It is difficult to overstate the importance of John Rawls to political and moral philosophy. Yet Rawls's work is commonly read as fundamentally divided between "early" and "late" periods, which are marked mainly by the publication of his two major books,
A Theory of Justice (1971) and
Political Liberalism (1993). The most common account of Rawls's intellectual trajectory has it that the later Rawls came to regard the project of
A Theory of Justice as deeply flawed. That is,
Political Liberalism is often read as an attempt to dial back or even renounce the project of
A Theory of Justice. In fact,
Political Liberalism is commonly taken to represent a drastic lowering of the ambitions for political philosophy as such.
In his book,
Why Political Liberalism?
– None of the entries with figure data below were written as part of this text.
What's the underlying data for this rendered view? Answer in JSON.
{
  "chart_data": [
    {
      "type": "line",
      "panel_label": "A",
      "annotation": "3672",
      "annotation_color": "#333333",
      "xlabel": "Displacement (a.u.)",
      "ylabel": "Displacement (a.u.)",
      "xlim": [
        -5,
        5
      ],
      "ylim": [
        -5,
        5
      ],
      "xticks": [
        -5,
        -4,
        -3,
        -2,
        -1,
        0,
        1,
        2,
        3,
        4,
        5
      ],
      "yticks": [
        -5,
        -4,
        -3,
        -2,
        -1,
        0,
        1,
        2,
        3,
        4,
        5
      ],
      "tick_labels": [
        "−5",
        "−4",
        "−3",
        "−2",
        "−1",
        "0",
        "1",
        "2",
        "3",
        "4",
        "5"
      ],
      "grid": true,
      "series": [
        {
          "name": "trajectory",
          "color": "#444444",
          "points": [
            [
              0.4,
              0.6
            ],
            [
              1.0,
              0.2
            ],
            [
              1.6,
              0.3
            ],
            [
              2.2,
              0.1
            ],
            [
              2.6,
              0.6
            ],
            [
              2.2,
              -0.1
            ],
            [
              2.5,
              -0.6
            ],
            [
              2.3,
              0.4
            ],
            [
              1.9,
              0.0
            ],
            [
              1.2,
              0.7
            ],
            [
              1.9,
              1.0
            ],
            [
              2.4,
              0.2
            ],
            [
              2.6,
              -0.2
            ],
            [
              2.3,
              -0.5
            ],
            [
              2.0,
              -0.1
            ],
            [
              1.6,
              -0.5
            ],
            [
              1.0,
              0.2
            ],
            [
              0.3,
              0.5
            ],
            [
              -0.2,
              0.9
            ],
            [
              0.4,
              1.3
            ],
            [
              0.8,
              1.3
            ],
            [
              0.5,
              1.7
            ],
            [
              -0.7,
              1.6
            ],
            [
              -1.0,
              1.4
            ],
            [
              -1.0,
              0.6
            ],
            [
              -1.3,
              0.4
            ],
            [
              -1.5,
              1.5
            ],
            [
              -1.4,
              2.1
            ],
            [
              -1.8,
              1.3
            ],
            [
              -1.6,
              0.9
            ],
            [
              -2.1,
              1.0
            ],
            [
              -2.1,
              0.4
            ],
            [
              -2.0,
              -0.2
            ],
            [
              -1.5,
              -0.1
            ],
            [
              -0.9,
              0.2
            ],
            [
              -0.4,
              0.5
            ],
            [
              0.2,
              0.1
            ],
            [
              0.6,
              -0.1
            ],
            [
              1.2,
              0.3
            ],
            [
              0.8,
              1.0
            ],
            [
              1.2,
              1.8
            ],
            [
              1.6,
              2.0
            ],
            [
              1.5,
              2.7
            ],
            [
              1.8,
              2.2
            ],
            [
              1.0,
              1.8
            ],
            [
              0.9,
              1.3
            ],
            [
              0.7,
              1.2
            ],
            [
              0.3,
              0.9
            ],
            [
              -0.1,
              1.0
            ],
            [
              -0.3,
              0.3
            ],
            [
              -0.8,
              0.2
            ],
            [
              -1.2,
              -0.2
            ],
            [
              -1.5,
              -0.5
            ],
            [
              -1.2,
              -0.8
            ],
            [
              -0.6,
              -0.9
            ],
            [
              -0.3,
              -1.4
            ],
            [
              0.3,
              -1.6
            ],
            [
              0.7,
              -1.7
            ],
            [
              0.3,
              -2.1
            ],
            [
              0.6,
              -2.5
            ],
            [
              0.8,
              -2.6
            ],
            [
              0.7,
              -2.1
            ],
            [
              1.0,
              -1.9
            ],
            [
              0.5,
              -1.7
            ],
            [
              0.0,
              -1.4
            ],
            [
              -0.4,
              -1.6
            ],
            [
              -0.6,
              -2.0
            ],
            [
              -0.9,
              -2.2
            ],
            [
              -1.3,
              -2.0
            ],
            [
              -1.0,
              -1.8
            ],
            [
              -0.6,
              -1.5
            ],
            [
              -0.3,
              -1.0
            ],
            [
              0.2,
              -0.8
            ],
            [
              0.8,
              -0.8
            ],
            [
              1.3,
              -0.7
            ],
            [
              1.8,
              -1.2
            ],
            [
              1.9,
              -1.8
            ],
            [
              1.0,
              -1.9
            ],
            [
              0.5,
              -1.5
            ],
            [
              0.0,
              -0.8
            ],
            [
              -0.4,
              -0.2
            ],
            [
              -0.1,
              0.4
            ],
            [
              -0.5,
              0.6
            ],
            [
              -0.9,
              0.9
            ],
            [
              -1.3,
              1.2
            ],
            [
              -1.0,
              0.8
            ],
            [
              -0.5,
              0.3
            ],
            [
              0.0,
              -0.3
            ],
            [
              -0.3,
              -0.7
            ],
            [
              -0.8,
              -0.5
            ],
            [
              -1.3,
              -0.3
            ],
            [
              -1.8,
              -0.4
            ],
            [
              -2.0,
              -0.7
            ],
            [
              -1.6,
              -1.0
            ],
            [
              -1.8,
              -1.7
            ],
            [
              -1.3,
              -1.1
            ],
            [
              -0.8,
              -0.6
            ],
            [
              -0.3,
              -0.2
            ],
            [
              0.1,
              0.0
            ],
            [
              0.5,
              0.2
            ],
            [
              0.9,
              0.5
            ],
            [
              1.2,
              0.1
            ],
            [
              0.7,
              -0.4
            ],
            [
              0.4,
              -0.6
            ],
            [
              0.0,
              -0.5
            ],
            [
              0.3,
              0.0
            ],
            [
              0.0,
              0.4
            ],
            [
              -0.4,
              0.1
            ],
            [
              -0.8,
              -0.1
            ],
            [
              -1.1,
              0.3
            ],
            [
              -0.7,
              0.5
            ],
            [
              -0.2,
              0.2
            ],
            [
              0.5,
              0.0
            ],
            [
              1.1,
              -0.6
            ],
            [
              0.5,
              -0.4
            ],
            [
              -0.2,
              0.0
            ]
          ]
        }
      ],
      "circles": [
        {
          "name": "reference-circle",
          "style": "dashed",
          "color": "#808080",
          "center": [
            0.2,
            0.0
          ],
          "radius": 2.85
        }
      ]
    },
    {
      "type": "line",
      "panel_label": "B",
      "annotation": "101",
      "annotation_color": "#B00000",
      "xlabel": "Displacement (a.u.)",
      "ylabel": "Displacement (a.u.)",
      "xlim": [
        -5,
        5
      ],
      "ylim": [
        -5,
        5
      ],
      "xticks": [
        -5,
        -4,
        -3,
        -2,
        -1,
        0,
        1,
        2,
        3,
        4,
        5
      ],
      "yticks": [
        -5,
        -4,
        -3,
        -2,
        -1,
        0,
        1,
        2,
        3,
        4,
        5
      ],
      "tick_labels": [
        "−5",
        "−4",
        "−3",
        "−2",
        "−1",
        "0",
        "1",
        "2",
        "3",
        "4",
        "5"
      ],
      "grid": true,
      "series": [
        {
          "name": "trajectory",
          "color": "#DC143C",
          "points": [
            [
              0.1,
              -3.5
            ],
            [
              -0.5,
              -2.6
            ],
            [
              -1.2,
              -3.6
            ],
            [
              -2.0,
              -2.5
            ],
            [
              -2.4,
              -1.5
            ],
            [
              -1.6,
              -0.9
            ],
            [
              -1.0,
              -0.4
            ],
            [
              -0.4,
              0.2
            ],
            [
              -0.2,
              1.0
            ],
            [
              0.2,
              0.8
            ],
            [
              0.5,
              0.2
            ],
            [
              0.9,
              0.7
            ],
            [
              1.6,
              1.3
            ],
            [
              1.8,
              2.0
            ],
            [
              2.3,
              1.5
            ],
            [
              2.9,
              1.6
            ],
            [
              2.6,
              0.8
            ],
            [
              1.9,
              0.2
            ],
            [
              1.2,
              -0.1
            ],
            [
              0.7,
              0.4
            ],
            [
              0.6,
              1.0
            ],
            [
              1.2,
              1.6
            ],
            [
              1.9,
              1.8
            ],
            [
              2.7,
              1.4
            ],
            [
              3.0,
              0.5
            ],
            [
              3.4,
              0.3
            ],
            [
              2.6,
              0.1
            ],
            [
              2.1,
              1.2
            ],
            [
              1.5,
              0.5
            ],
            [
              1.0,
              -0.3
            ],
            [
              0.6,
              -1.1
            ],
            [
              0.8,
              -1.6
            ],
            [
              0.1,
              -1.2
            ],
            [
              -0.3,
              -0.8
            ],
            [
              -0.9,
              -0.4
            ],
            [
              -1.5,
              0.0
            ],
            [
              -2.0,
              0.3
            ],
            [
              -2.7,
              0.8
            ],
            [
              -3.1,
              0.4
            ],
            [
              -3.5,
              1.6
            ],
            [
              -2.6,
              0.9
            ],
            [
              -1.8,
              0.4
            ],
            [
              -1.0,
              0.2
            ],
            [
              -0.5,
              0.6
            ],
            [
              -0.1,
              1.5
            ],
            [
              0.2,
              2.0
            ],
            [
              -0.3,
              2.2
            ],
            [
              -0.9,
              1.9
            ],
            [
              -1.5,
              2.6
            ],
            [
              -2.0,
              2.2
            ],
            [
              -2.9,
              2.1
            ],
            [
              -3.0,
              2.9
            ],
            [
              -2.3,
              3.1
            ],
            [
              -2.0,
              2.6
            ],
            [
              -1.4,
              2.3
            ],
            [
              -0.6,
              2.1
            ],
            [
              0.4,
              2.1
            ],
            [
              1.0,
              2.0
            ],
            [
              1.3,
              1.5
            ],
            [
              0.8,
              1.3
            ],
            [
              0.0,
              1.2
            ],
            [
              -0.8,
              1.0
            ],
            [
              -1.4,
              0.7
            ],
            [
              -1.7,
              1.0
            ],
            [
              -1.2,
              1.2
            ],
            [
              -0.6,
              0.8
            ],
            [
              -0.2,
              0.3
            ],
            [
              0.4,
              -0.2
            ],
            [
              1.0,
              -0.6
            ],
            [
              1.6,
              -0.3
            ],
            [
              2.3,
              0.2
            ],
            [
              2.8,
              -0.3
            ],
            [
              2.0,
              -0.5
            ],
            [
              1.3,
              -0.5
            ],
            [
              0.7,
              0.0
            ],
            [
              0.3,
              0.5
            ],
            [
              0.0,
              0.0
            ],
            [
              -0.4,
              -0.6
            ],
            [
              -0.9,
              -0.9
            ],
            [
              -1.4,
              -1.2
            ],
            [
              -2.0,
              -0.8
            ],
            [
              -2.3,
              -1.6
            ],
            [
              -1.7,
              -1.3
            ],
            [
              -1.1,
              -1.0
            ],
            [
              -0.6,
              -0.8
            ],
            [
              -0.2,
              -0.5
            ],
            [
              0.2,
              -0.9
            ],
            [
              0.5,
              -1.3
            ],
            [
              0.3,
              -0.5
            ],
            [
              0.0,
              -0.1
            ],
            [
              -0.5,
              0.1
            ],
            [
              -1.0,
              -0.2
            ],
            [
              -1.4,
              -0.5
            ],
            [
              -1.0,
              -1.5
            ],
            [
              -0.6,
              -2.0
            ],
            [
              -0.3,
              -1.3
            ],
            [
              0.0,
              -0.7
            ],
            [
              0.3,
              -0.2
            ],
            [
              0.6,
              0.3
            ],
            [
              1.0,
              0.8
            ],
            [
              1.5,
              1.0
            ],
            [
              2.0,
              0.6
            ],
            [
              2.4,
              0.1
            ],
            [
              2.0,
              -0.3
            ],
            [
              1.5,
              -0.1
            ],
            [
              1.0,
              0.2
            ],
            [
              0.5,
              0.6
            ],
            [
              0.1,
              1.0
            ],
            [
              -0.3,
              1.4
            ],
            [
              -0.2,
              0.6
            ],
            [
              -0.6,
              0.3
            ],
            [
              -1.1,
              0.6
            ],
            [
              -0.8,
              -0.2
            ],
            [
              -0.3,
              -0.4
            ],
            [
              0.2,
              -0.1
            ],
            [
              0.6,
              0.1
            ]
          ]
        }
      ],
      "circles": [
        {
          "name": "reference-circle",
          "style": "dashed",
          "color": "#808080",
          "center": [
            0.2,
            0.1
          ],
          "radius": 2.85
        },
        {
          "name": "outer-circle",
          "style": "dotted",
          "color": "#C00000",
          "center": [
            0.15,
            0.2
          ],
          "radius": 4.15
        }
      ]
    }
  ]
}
On John Rawls's Political Turn (Oxford University Press, 2010),
Paul Weithman meticulously develops and defends a non-standard account of Rawls's turn from the view proposed in
A Theory of Justice to that of
Political Liberalism. According to Weithman, both works are centrally focused on the very same problem, namely, how a stably just society is possible among creatures like us. Weithman argues that Rawls's "turn" involves not a change of topic, or a lowering of ambition, but a change in how Rawls understood the nature of social stability. If Weithman is correct, the standard understanding of Rawls's philosophy must change significantly. Perhaps more importantly, if Weithman is right, many of the most common criticisms of Rawls more obviously miss their mark.